As recreation after this trying experience, Higbie took him on a tour, prospecting for the traditional “Cement Mine,” a lost claim where, in a deposit of cement rock, gold nuggets were said to be as thick as raisins in a fruitcake. They did not find the mine, but they visited Mono Lake—that ghastly, lifeless alkali sea among the hills, which in 'Roughing It' he has so vividly pictured. It was good to get away from the stress of things; and they repeated the experiment. They made a walking trip to Yosemite, carrying their packs, camping and fishing in that far, tremendous isolation, which in those days few human beings had ever visited at all. Such trips furnished a delicious respite from the fevered struggle around tunnel and shaft. Amid mountain-peaks and giant forests and by tumbling falls the quest for gold hardly seemed worth while. More than once that summer he went alone into the wilderness to find his balance and to get away entirely from humankind.
XXXVI. LAST MINING DAYS
It was late in July when he wrote:
If I do not forget it, I will send you, per next mail, a pinch of
decom. (decomposed rock) which I pinched with thumb and finger from
Wide West ledge a while ago. Raish and I have secured 200 out of a
company with 400 ft. in it, which perhaps (the ledge, I mean) is a
spur from the W. W.—our shaft is about 100 ft. from the W. W.
shaft. In order to get in, we agreed to sink 30 ft. We have sublet
to another man for 50 ft., and we pay for powder and sharpening
tools.
This was the “Blind Lead” claim of Roughing It, but the episode as set down in that book is somewhat dramatized. It is quite true that he visited and nursed Captain Nye while Higbie was off following the “Cement” 'ignus fatuus' and that the “Wide West” holdings were forfeited through neglect. But if the loss was regarded as a heavy one, the letters fail to show it. It is a matter of dispute to-day whether or not the claim was ever of any value. A well-known California author—[Ella Sterling Cummins, author of The Story of the Files, etc]—declares:
No one need to fear that he ran any chance of being a millionaire
through the “Wide West” mine, for the writer, as a child, played
over that historic spot and saw only a shut-down mill and desolate
hole in the ground to mark the spot where over-hopeful men had sunk
thousands and thousands, that they never recovered.

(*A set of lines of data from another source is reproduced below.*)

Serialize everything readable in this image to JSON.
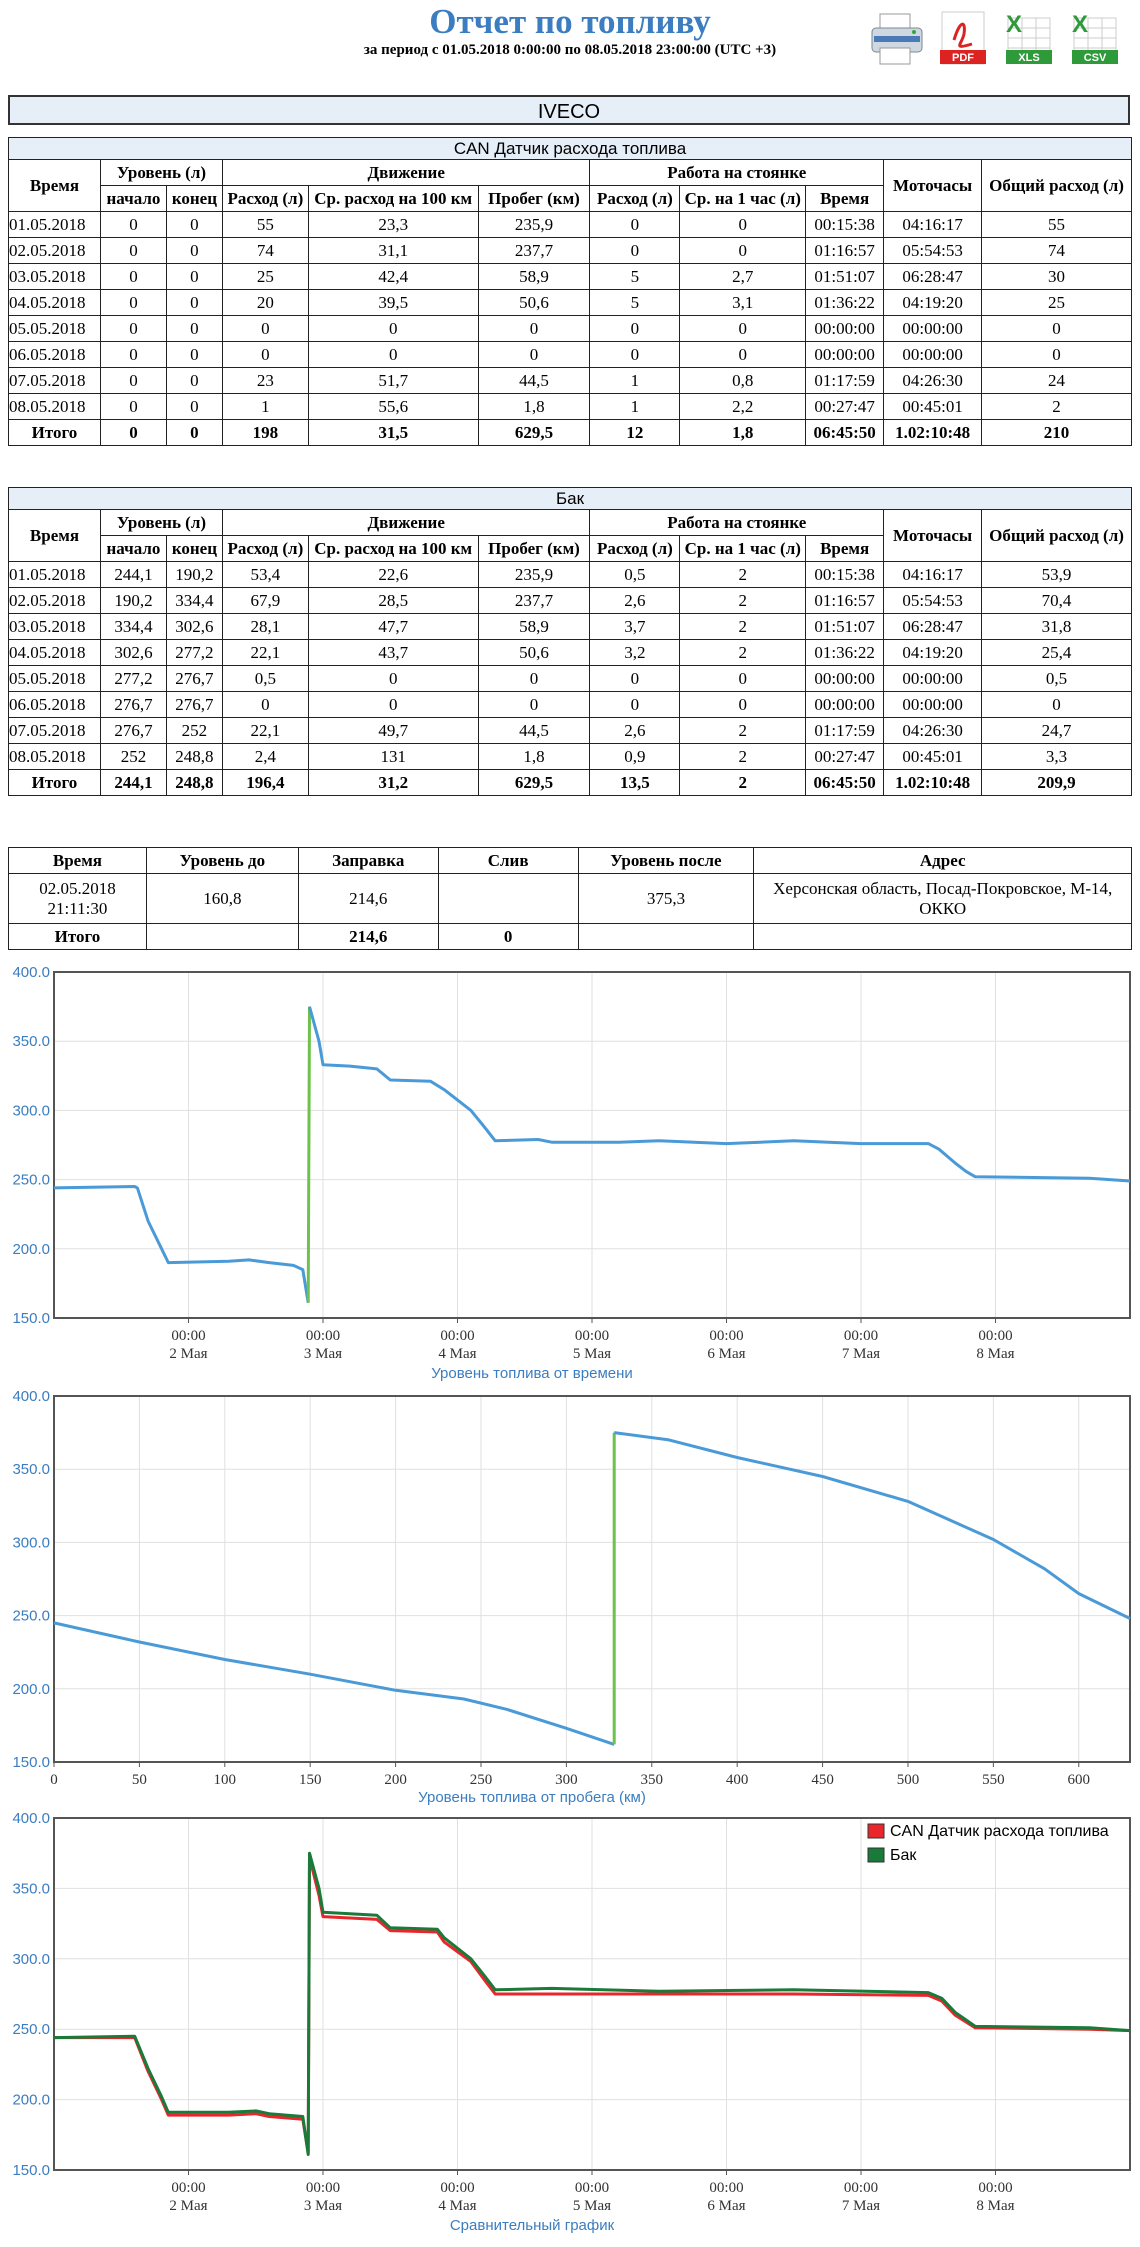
{
  "header": {
    "title": "Отчет по топливу",
    "subtitle": "за период с 01.05.2018 0:00:00 по 08.05.2018 23:00:00 (UTC +3)",
    "icons": [
      "print-icon",
      "pdf-icon",
      "xls-icon",
      "csv-icon"
    ],
    "pdf_label": "PDF",
    "xls_label": "XLS",
    "csv_label": "CSV"
  },
  "vehicle": "IVECO",
  "headers": {
    "time": "Время",
    "level": "Уровень (л)",
    "start": "начало",
    "end": "конец",
    "movement": "Движение",
    "consumption": "Расход (л)",
    "avg_100": "Ср. расход на 100 км",
    "mileage": "Пробег (км)",
    "parking": "Работа на стоянке",
    "cons": "Расход (л)",
    "avg_hour": "Ср. на 1 час (л)",
    "ptime": "Время",
    "moto": "Моточасы",
    "total": "Общий расход (л)"
  },
  "can": {
    "caption": "CAN Датчик расхода топлива",
    "rows": [
      [
        "01.05.2018",
        "0",
        "0",
        "55",
        "23,3",
        "235,9",
        "0",
        "0",
        "00:15:38",
        "04:16:17",
        "55"
      ],
      [
        "02.05.2018",
        "0",
        "0",
        "74",
        "31,1",
        "237,7",
        "0",
        "0",
        "01:16:57",
        "05:54:53",
        "74"
      ],
      [
        "03.05.2018",
        "0",
        "0",
        "25",
        "42,4",
        "58,9",
        "5",
        "2,7",
        "01:51:07",
        "06:28:47",
        "30"
      ],
      [
        "04.05.2018",
        "0",
        "0",
        "20",
        "39,5",
        "50,6",
        "5",
        "3,1",
        "01:36:22",
        "04:19:20",
        "25"
      ],
      [
        "05.05.2018",
        "0",
        "0",
        "0",
        "0",
        "0",
        "0",
        "0",
        "00:00:00",
        "00:00:00",
        "0"
      ],
      [
        "06.05.2018",
        "0",
        "0",
        "0",
        "0",
        "0",
        "0",
        "0",
        "00:00:00",
        "00:00:00",
        "0"
      ],
      [
        "07.05.2018",
        "0",
        "0",
        "23",
        "51,7",
        "44,5",
        "1",
        "0,8",
        "01:17:59",
        "04:26:30",
        "24"
      ],
      [
        "08.05.2018",
        "0",
        "0",
        "1",
        "55,6",
        "1,8",
        "1",
        "2,2",
        "00:27:47",
        "00:45:01",
        "2"
      ]
    ],
    "total": [
      "Итого",
      "0",
      "0",
      "198",
      "31,5",
      "629,5",
      "12",
      "1,8",
      "06:45:50",
      "1.02:10:48",
      "210"
    ]
  },
  "tank": {
    "caption": "Бак",
    "rows": [
      [
        "01.05.2018",
        "244,1",
        "190,2",
        "53,4",
        "22,6",
        "235,9",
        "0,5",
        "2",
        "00:15:38",
        "04:16:17",
        "53,9"
      ],
      [
        "02.05.2018",
        "190,2",
        "334,4",
        "67,9",
        "28,5",
        "237,7",
        "2,6",
        "2",
        "01:16:57",
        "05:54:53",
        "70,4"
      ],
      [
        "03.05.2018",
        "334,4",
        "302,6",
        "28,1",
        "47,7",
        "58,9",
        "3,7",
        "2",
        "01:51:07",
        "06:28:47",
        "31,8"
      ],
      [
        "04.05.2018",
        "302,6",
        "277,2",
        "22,1",
        "43,7",
        "50,6",
        "3,2",
        "2",
        "01:36:22",
        "04:19:20",
        "25,4"
      ],
      [
        "05.05.2018",
        "277,2",
        "276,7",
        "0,5",
        "0",
        "0",
        "0",
        "0",
        "00:00:00",
        "00:00:00",
        "0,5"
      ],
      [
        "06.05.2018",
        "276,7",
        "276,7",
        "0",
        "0",
        "0",
        "0",
        "0",
        "00:00:00",
        "00:00:00",
        "0"
      ],
      [
        "07.05.2018",
        "276,7",
        "252",
        "22,1",
        "49,7",
        "44,5",
        "2,6",
        "2",
        "01:17:59",
        "04:26:30",
        "24,7"
      ],
      [
        "08.05.2018",
        "252",
        "248,8",
        "2,4",
        "131",
        "1,8",
        "0,9",
        "2",
        "00:27:47",
        "00:45:01",
        "3,3"
      ]
    ],
    "total": [
      "Итого",
      "244,1",
      "248,8",
      "196,4",
      "31,2",
      "629,5",
      "13,5",
      "2",
      "06:45:50",
      "1.02:10:48",
      "209,9"
    ]
  },
  "refuel": {
    "headers": [
      "Время",
      "Уровень до",
      "Заправка",
      "Слив",
      "Уровень после",
      "Адрес"
    ],
    "row": {
      "time": "02.05.2018 21:11:30",
      "before": "160,8",
      "refuel": "214,6",
      "drain": "",
      "after": "375,3",
      "address": "Херсонская область, Посад-Покровское, М-14, ОККО"
    },
    "total": {
      "label": "Итого",
      "refuel": "214,6",
      "drain": "0"
    }
  },
  "chart_data": [
    {
      "type": "line",
      "title": "Уровень топлива от времени",
      "xlabel": "Уровень топлива от времени",
      "ylabel": "",
      "ylim": [
        150,
        400
      ],
      "yticks": [
        "150.0",
        "200.0",
        "250.0",
        "300.0",
        "350.0",
        "400.0"
      ],
      "xticks": [
        {
          "time": "00:00",
          "date": "2 Мая"
        },
        {
          "time": "00:00",
          "date": "3 Мая"
        },
        {
          "time": "00:00",
          "date": "4 Мая"
        },
        {
          "time": "00:00",
          "date": "5 Мая"
        },
        {
          "time": "00:00",
          "date": "6 Мая"
        },
        {
          "time": "00:00",
          "date": "7 Мая"
        },
        {
          "time": "00:00",
          "date": "8 Мая"
        }
      ],
      "xlim_days": [
        1.0,
        9.0
      ],
      "grid": true,
      "colors": {
        "line": "#4a9ad8",
        "refuel": "#6cc24a"
      },
      "series": [
        {
          "points": [
            [
              1.0,
              244
            ],
            [
              1.6,
              245
            ],
            [
              1.62,
              244
            ],
            [
              1.7,
              220
            ],
            [
              1.8,
              200
            ],
            [
              1.85,
              190
            ],
            [
              2.3,
              191
            ],
            [
              2.45,
              192
            ],
            [
              2.6,
              190
            ],
            [
              2.78,
              188
            ],
            [
              2.85,
              185
            ],
            [
              2.89,
              161
            ]
          ]
        },
        {
          "refuel": true,
          "points": [
            [
              2.89,
              161
            ],
            [
              2.9,
              375
            ]
          ]
        },
        {
          "points": [
            [
              2.9,
              375
            ],
            [
              2.97,
              350
            ],
            [
              3.0,
              333
            ],
            [
              3.2,
              332
            ],
            [
              3.4,
              330
            ],
            [
              3.5,
              322
            ],
            [
              3.8,
              321
            ],
            [
              3.9,
              315
            ],
            [
              4.1,
              300
            ],
            [
              4.2,
              288
            ],
            [
              4.28,
              278
            ],
            [
              4.6,
              279
            ],
            [
              4.7,
              277
            ],
            [
              5.2,
              277
            ],
            [
              5.5,
              278
            ],
            [
              6.0,
              276
            ],
            [
              6.5,
              278
            ],
            [
              7.0,
              276
            ],
            [
              7.5,
              276
            ],
            [
              7.58,
              272
            ],
            [
              7.7,
              262
            ],
            [
              7.78,
              256
            ],
            [
              7.85,
              252
            ],
            [
              8.7,
              251
            ],
            [
              9.0,
              249
            ]
          ]
        }
      ]
    },
    {
      "type": "line",
      "title": "Уровень топлива от пробега (км)",
      "xlabel": "Уровень топлива от пробега (км)",
      "ylabel": "",
      "xlim": [
        0,
        630
      ],
      "ylim": [
        150,
        400
      ],
      "yticks": [
        "150.0",
        "200.0",
        "250.0",
        "300.0",
        "350.0",
        "400.0"
      ],
      "xticks": [
        "0",
        "50",
        "100",
        "150",
        "200",
        "250",
        "300",
        "350",
        "400",
        "450",
        "500",
        "550",
        "600"
      ],
      "grid": true,
      "colors": {
        "line": "#4a9ad8",
        "refuel": "#6cc24a"
      },
      "series": [
        {
          "points": [
            [
              0,
              245
            ],
            [
              50,
              232
            ],
            [
              100,
              220
            ],
            [
              150,
              210
            ],
            [
              200,
              199
            ],
            [
              240,
              193
            ],
            [
              265,
              186
            ],
            [
              300,
              173
            ],
            [
              328,
              162
            ]
          ]
        },
        {
          "refuel": true,
          "points": [
            [
              328,
              162
            ],
            [
              328,
              375
            ]
          ]
        },
        {
          "points": [
            [
              328,
              375
            ],
            [
              360,
              370
            ],
            [
              400,
              358
            ],
            [
              450,
              345
            ],
            [
              500,
              328
            ],
            [
              550,
              302
            ],
            [
              580,
              282
            ],
            [
              600,
              265
            ],
            [
              630,
              248
            ]
          ]
        }
      ]
    },
    {
      "type": "line",
      "title": "Сравнительный график",
      "xlabel": "Сравнительный график",
      "ylabel": "",
      "ylim": [
        150,
        400
      ],
      "yticks": [
        "150.0",
        "200.0",
        "250.0",
        "300.0",
        "350.0",
        "400.0"
      ],
      "xticks": [
        {
          "time": "00:00",
          "date": "2 Мая"
        },
        {
          "time": "00:00",
          "date": "3 Мая"
        },
        {
          "time": "00:00",
          "date": "4 Мая"
        },
        {
          "time": "00:00",
          "date": "5 Мая"
        },
        {
          "time": "00:00",
          "date": "6 Мая"
        },
        {
          "time": "00:00",
          "date": "7 Мая"
        },
        {
          "time": "00:00",
          "date": "8 Мая"
        }
      ],
      "xlim_days": [
        1.0,
        9.0
      ],
      "grid": true,
      "legend_position": "top-right",
      "series": [
        {
          "name": "CAN Датчик расхода топлива",
          "color": "#e8262b",
          "points": [
            [
              1.0,
              244
            ],
            [
              1.6,
              244
            ],
            [
              1.7,
              220
            ],
            [
              1.8,
              200
            ],
            [
              1.85,
              189
            ],
            [
              2.3,
              189
            ],
            [
              2.5,
              190
            ],
            [
              2.6,
              188
            ],
            [
              2.85,
              186
            ],
            [
              2.89,
              162
            ],
            [
              2.9,
              372
            ],
            [
              2.97,
              345
            ],
            [
              3.0,
              330
            ],
            [
              3.4,
              328
            ],
            [
              3.5,
              320
            ],
            [
              3.85,
              319
            ],
            [
              3.9,
              312
            ],
            [
              4.1,
              298
            ],
            [
              4.2,
              285
            ],
            [
              4.28,
              275
            ],
            [
              4.7,
              275
            ],
            [
              5.5,
              275
            ],
            [
              6.5,
              275
            ],
            [
              7.5,
              274
            ],
            [
              7.6,
              270
            ],
            [
              7.7,
              260
            ],
            [
              7.85,
              251
            ],
            [
              8.7,
              250
            ],
            [
              9.0,
              249
            ]
          ]
        },
        {
          "name": "Бак",
          "color": "#1a7a3a",
          "points": [
            [
              1.0,
              244
            ],
            [
              1.6,
              245
            ],
            [
              1.7,
              222
            ],
            [
              1.8,
              202
            ],
            [
              1.85,
              191
            ],
            [
              2.3,
              191
            ],
            [
              2.5,
              192
            ],
            [
              2.6,
              190
            ],
            [
              2.85,
              188
            ],
            [
              2.89,
              161
            ],
            [
              2.9,
              375
            ],
            [
              2.97,
              350
            ],
            [
              3.0,
              333
            ],
            [
              3.4,
              331
            ],
            [
              3.5,
              322
            ],
            [
              3.85,
              321
            ],
            [
              3.9,
              315
            ],
            [
              4.1,
              300
            ],
            [
              4.2,
              288
            ],
            [
              4.28,
              278
            ],
            [
              4.7,
              279
            ],
            [
              5.5,
              277
            ],
            [
              6.5,
              278
            ],
            [
              7.5,
              276
            ],
            [
              7.6,
              272
            ],
            [
              7.7,
              262
            ],
            [
              7.85,
              252
            ],
            [
              8.7,
              251
            ],
            [
              9.0,
              249
            ]
          ]
        }
      ]
    }
  ]
}
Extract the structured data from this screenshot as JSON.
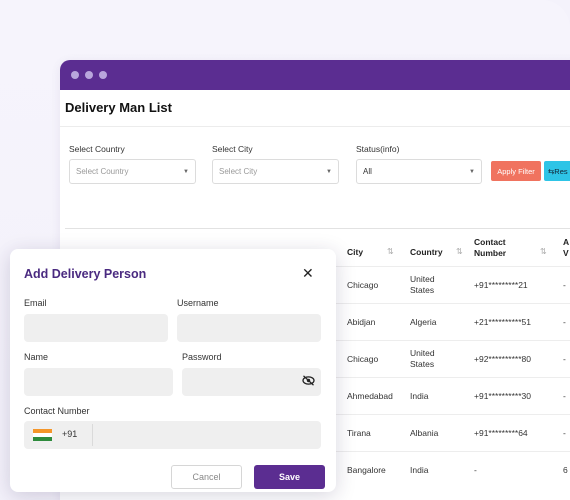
{
  "page": {
    "title": "Delivery Man List"
  },
  "filters": {
    "country": {
      "label": "Select Country",
      "placeholder": "Select Country"
    },
    "city": {
      "label": "Select City",
      "placeholder": "Select City"
    },
    "status": {
      "label": "Status(info)",
      "value": "All"
    },
    "apply_label": "Apply Filter",
    "reset_label": "Res"
  },
  "table": {
    "columns": {
      "city": "City",
      "country": "Country",
      "contact": "Contact Number",
      "extra": "A V"
    },
    "rows": [
      {
        "city": "Chicago",
        "country": "United States",
        "contact": "+91*********21",
        "extra": "-"
      },
      {
        "city": "Abidjan",
        "country": "Algeria",
        "contact": "+21**********51",
        "extra": "-"
      },
      {
        "city": "Chicago",
        "country": "United States",
        "contact": "+92**********80",
        "extra": "-"
      },
      {
        "city": "Ahmedabad",
        "country": "India",
        "contact": "+91**********30",
        "extra": "-"
      },
      {
        "city": "Tirana",
        "country": "Albania",
        "contact": "+91*********64",
        "extra": "-"
      },
      {
        "city": "Bangalore",
        "country": "India",
        "contact": "-",
        "extra": "6"
      }
    ]
  },
  "modal": {
    "title": "Add Delivery Person",
    "email_label": "Email",
    "username_label": "Username",
    "name_label": "Name",
    "password_label": "Password",
    "contact_label": "Contact Number",
    "country_code": "+91",
    "cancel_label": "Cancel",
    "save_label": "Save"
  },
  "colors": {
    "brand": "#5b2d91",
    "apply": "#f0735f",
    "reset": "#2ec4e6"
  },
  "icons": {
    "close": "close-icon",
    "eye": "eye-off-icon",
    "sort": "sort-icon",
    "caret": "chevron-down-icon",
    "flag": "india-flag-icon",
    "reset": "refresh-icon"
  }
}
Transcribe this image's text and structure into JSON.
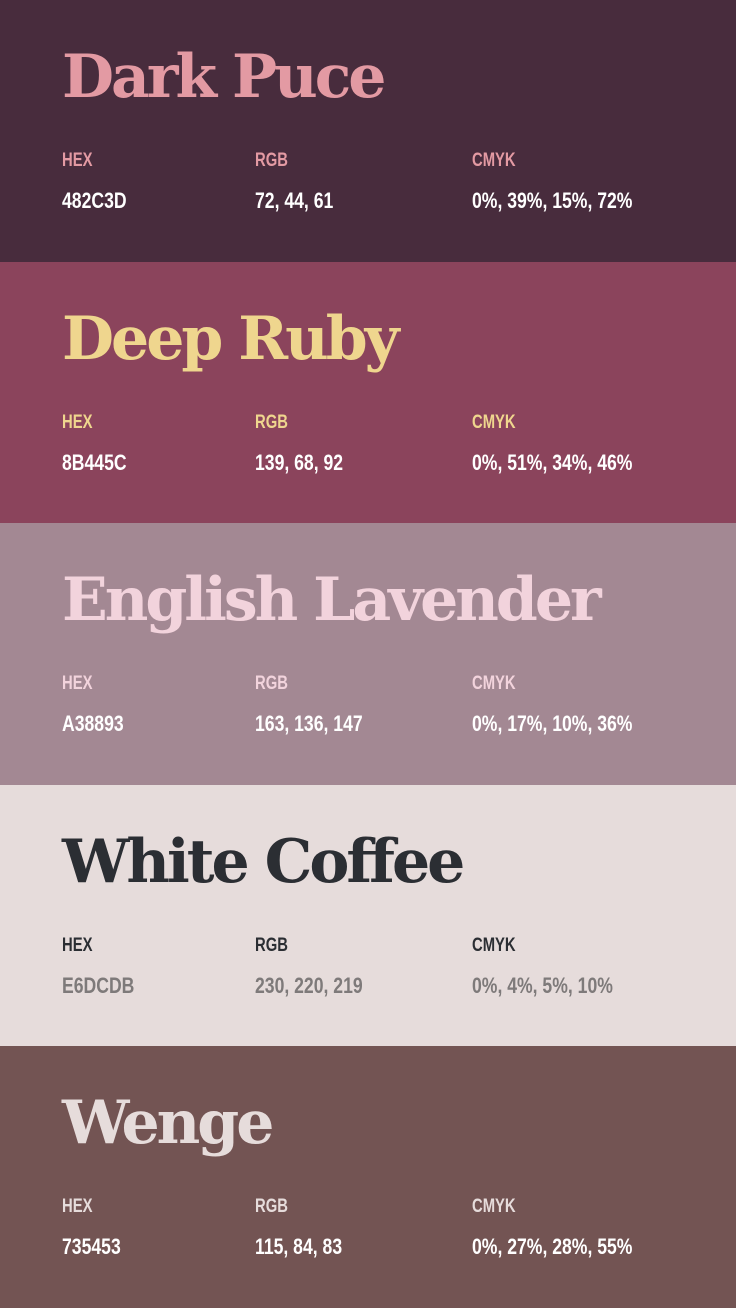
{
  "palette": [
    {
      "name": "Dark Puce",
      "hex_label": "HEX",
      "hex": "482C3D",
      "rgb_label": "RGB",
      "rgb": "72, 44, 61",
      "cmyk_label": "CMYK",
      "cmyk": "0%, 39%, 15%, 72%",
      "colors": {
        "background": "#482C3D",
        "title": "#E39AA3",
        "label": "#E39AA3",
        "value": "#FFFFFF"
      }
    },
    {
      "name": "Deep Ruby",
      "hex_label": "HEX",
      "hex": "8B445C",
      "rgb_label": "RGB",
      "rgb": "139, 68, 92",
      "cmyk_label": "CMYK",
      "cmyk": "0%, 51%, 34%, 46%",
      "colors": {
        "background": "#8B445C",
        "title": "#EFD68E",
        "label": "#EFD68E",
        "value": "#FFFFFF"
      }
    },
    {
      "name": "English Lavender",
      "hex_label": "HEX",
      "hex": "A38893",
      "rgb_label": "RGB",
      "rgb": "163, 136, 147",
      "cmyk_label": "CMYK",
      "cmyk": "0%, 17%, 10%, 36%",
      "colors": {
        "background": "#A38893",
        "title": "#F2D3DC",
        "label": "#F2D3DC",
        "value": "#FFFFFF"
      }
    },
    {
      "name": "White Coffee",
      "hex_label": "HEX",
      "hex": "E6DCDB",
      "rgb_label": "RGB",
      "rgb": "230, 220, 219",
      "cmyk_label": "CMYK",
      "cmyk": "0%, 4%, 5%, 10%",
      "colors": {
        "background": "#E6DCDB",
        "title": "#2B2E33",
        "label": "#2B2E33",
        "value": "#7E7A7A"
      }
    },
    {
      "name": "Wenge",
      "hex_label": "HEX",
      "hex": "735453",
      "rgb_label": "RGB",
      "rgb": "115, 84, 83",
      "cmyk_label": "CMYK",
      "cmyk": "0%, 27%, 28%, 55%",
      "colors": {
        "background": "#735453",
        "title": "#E6DCDB",
        "label": "#E6DCDB",
        "value": "#FFFFFF"
      }
    }
  ]
}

The “Blind Lead” episode, as related, is presumably a tale of what might have happened—a possibility rather than an actuality. It is vividly true in atmosphere, however, and forms a strong and natural climax for closing the mining episode, while the literary privilege warrants any liberties he may have taken for art's sake.
In reality the close of his mining career was not sudden and spectacular; it was a lingering close, a reluctant and gradual surrender. The “Josh” letters to the Enterprise had awakened at least a measure of interest, and Orion had not failed to identify their author when any promising occasion offered; as a result certain tentative overtures had been made for similar material. Orion eagerly communicated such chances, for the money situation was becoming a desperate one. A letter from the Aurora miner written near the end of July presents the situation very fully. An extract or two will be sufficient:
My debts are greater than I thought for—I bought $25 worth of
clothing and sent $25 to Higbie, in the cement diggings. I owe
about $45 or $50, and have got about $45 in my pocket. But how in
the h—l I am going to live on something over $100 until October or
November is singular. The fact is, I must have something to do, and
that shortly, too.... Now write to the Sacramento Union folks, or
to Marsh, and tell them I'll write as many letters a week as they
want for $10 a week. My board must be paid. Tell them I have
corresponded with the N. Orleans Crescent and other papers—and the
Enterprise.
If they want letters from here—who'll run from morning till night
collecting material cheaper? I'll write a short letter twice a
week, for the present for the 'Age', for $5 per week. Now it has
been a long time since I couldn't make my own living, and it shall
be a long time before I loaf another year.